Es handelt sich um die Vorwürfe von – inzwischen Erwachsenen – gegen Mitglieder der katholischen Kirche. Auch Jahre danach schlägt die Thematik immer noch Wellen und eine Aufarbeitung ist noch im Gange. 

Die Thematik hat so große Wellen geschlagen, dass der Abschnitt im Strafgesetzbuch betreffend die Sexualdelikte gegen Kinder im Jahr 2021 reformiert und neu ausgearbeitet wurde. 

Vorwürfe des sexuellen Missbrauches von Kindern können sowohl das Leben der Opfer aber auch vermeintlicher Täter einfrieren oder zerstören. 

Gerade aus diesem Grund stellt sich die Frage – Wann darf wirklich von Kindesmissbrauch gesprochen werden? Und welche Strafe ist zu erwarten?


Wie wird Kindesmissbrauch bestraft? 

Der Missbrauch von Kindern gem. § 176 Abs. 1 StGB zieht eine Freiheitsstrafe nicht unter einem Jahr nach sich. Es handelt sich hierbei um eine Mindestfreiheitsstrafe. Die Straftat wird als Verbrechen im strafrechtlichen Sinne qualifiziert. 

Für Missbrauch von Kindern ohne Körperkontakt mit dem Kind ist gem. § 176a StGB eine Freiheitsstrafe von sechs Monaten bis zu zehn Jahren vorgesehen. 

Bereits die Vorbereitung eines sexuellen Missbrauchs von Kindern steht gem. § 176b StGB unter Strafe und wird mit einer Freiheitsstrafe von drei Monaten bis zu fünf Jahren bestraft. 

Im Falle eines schweren sexuellen Missbrauchs von Kindern gem. § 176c StGB sieht das Gesetz eine Mindestfreiheitsstrafe von zwei Jahren vor. 

Abstrakt betrachtet fällt u.a. auch die sogenannte Kinderpornografie in den Bereich des sexuellen Missbrauches von Kindern. 

Im Folgenden soll auf die Strafbarkeit des Kindesmissbrauches gem. § 176 Abs. 1 StGB eingegangen werden. 

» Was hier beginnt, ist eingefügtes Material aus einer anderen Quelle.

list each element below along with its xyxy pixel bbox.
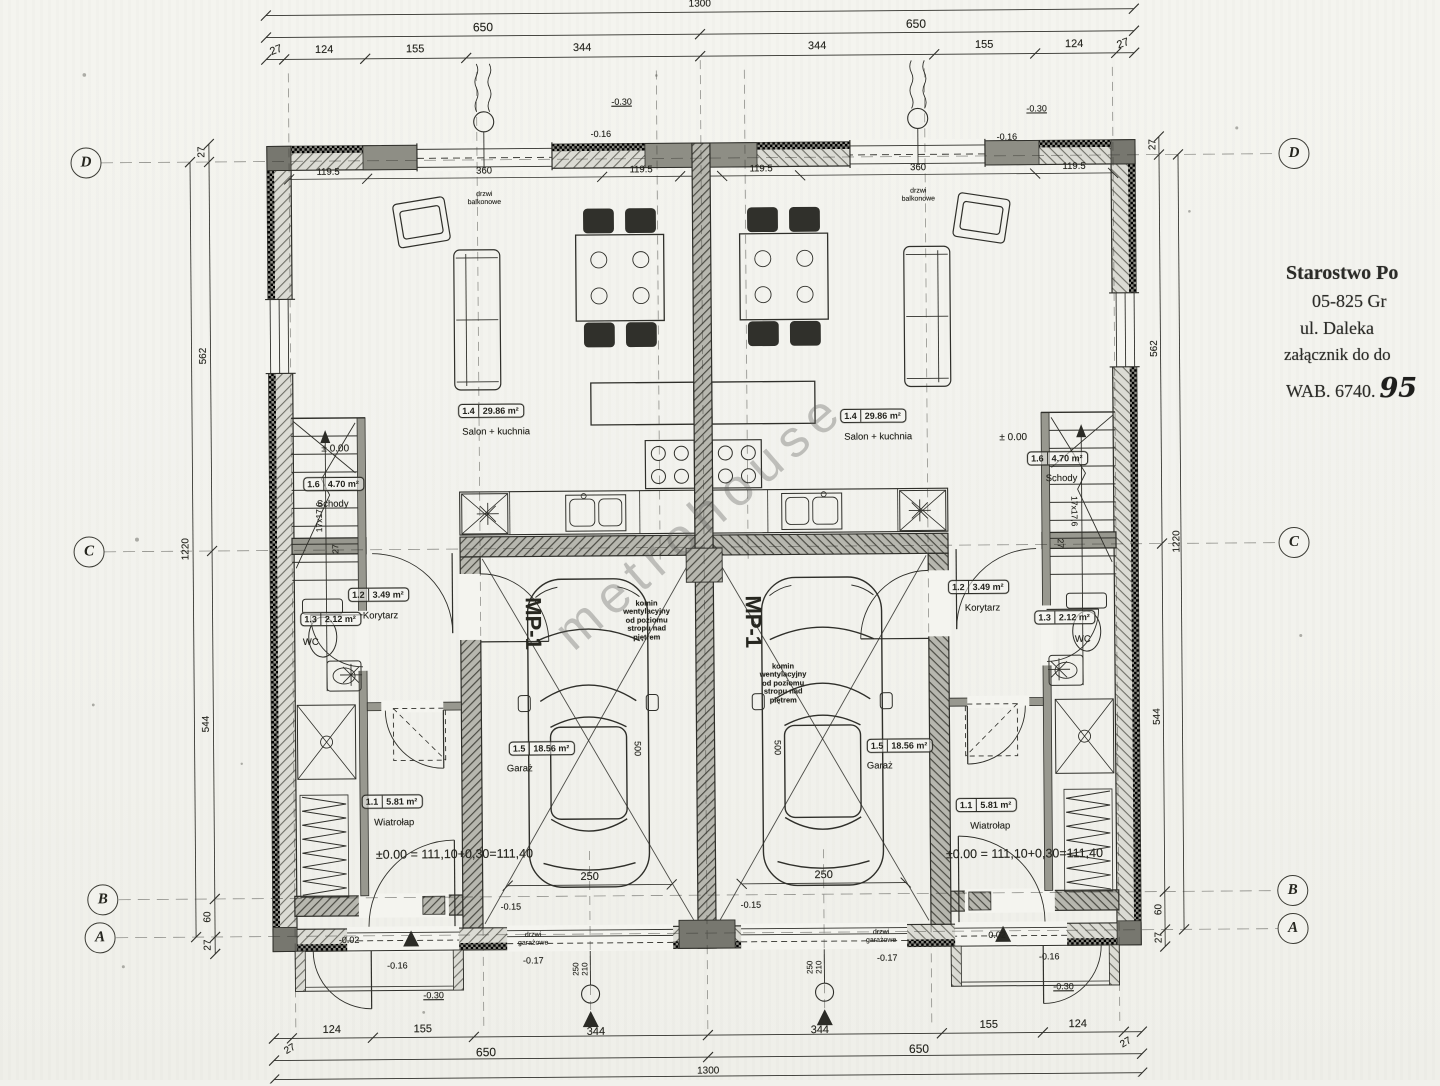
floor-plan-drawing: 13006506502712415534434415512427119.5360… (0, 0, 1440, 1086)
stamp-street: ul. Daleka (1300, 318, 1440, 339)
stamp-office-name: Starostwo Po (1286, 262, 1440, 285)
stamp-handwritten-number: 95 (1380, 373, 1418, 404)
stamp-wab-label: WAB. 6740. (1286, 381, 1376, 401)
office-stamp: Starostwo Po 05-825 Gr ul. Daleka załącz… (1286, 262, 1440, 404)
stamp-postcode: 05-825 Gr (1312, 291, 1440, 312)
scanned-floor-plan: { "watermark": "metrohouse", "stamp": { … (0, 0, 1440, 1080)
plan-linework (0, 0, 1440, 1086)
stamp-attachment-note: załącznik do do (1284, 345, 1440, 365)
stamp-case-number: WAB. 6740.95 (1286, 373, 1440, 404)
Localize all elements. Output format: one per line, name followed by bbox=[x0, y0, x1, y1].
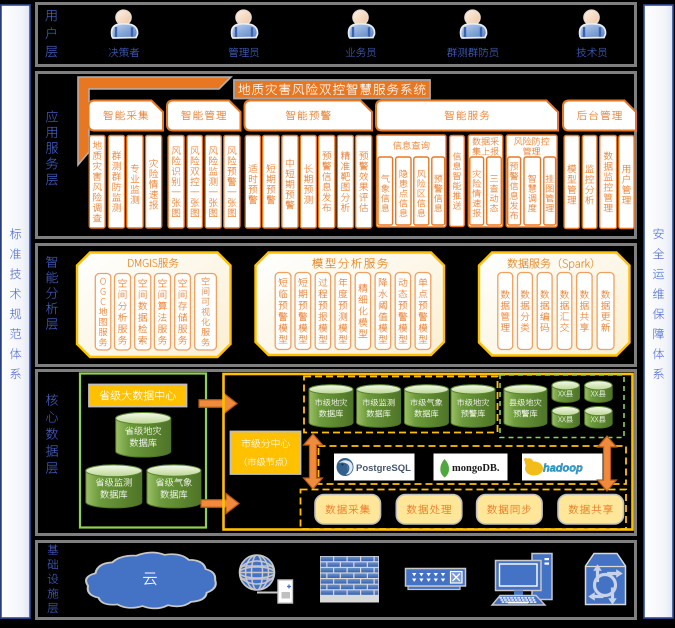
svg-text:PostgreSQL: PostgreSQL bbox=[356, 463, 411, 474]
svg-text:mongoDB.: mongoDB. bbox=[452, 463, 500, 474]
svg-text:hadoop: hadoop bbox=[543, 463, 583, 475]
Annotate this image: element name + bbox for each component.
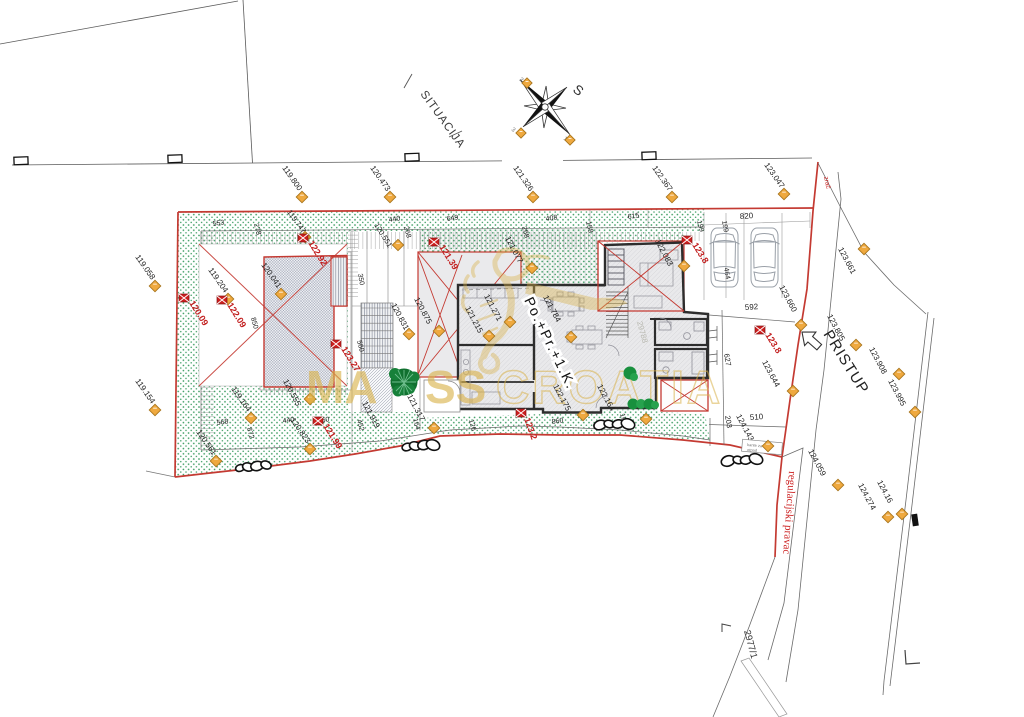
svg-text:510: 510 <box>750 412 764 422</box>
svg-text:otpad: otpad <box>747 447 757 453</box>
svg-text:820: 820 <box>740 211 754 221</box>
svg-text:SS: SS <box>425 361 486 413</box>
svg-text:592: 592 <box>745 302 759 312</box>
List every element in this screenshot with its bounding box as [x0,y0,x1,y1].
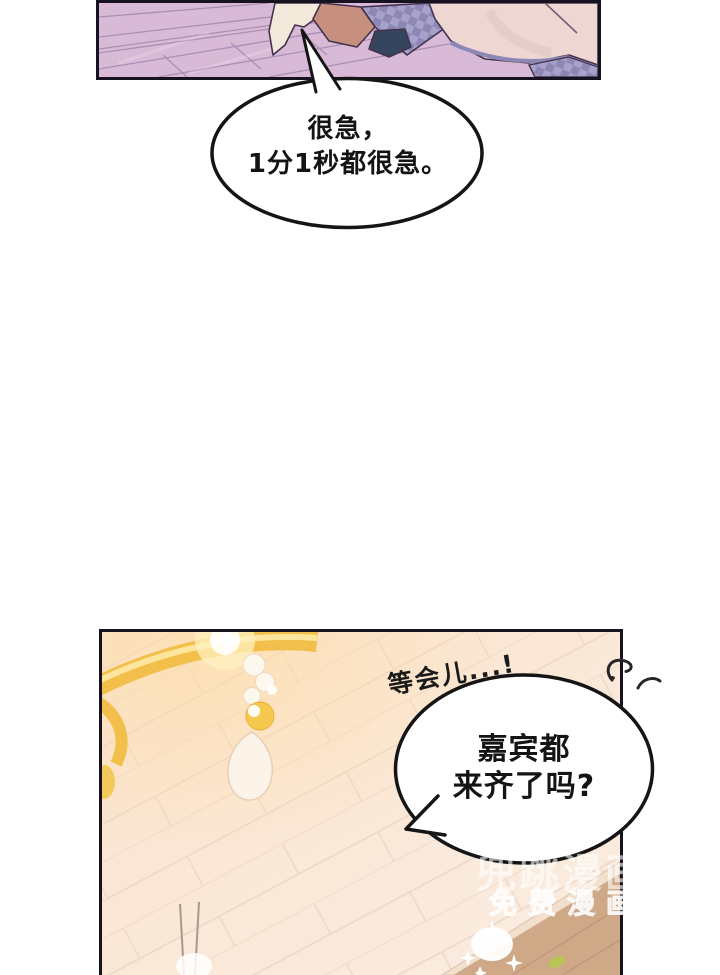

Dazu ist zunächst folgende Frage zu klären: 


Wer zählt als Kind im Sinne des Gesetzes? Und warum? 

Umgangssprachlich wird – sobald eine Person unter 18 Jahren ist – von Kindesmissbrauch gesprochen. 

Doch nicht erwachsen zu sein, heißt nicht, Kind im Sinne des Gesetzes zu sein. 

§ 176 Abs. 1 StGB definiert ein Kind als eine Person unter 14 Jahren. Es handelt sich hierbei um eine starre Altersgrenze. Sollte eine Person zwischen 14 und 18 Jahren sein, so gilt sie als Jugendlicher und die Vorschrift des § 182 StGB findet Anwendung. 

Die Altersgrenze wurde durch den Gesetzgeber erschaffen, um der entsprechenden Schutzbedürftigkeit der Mitglieder der entsprechenden Altersklassen gerecht zu werden. 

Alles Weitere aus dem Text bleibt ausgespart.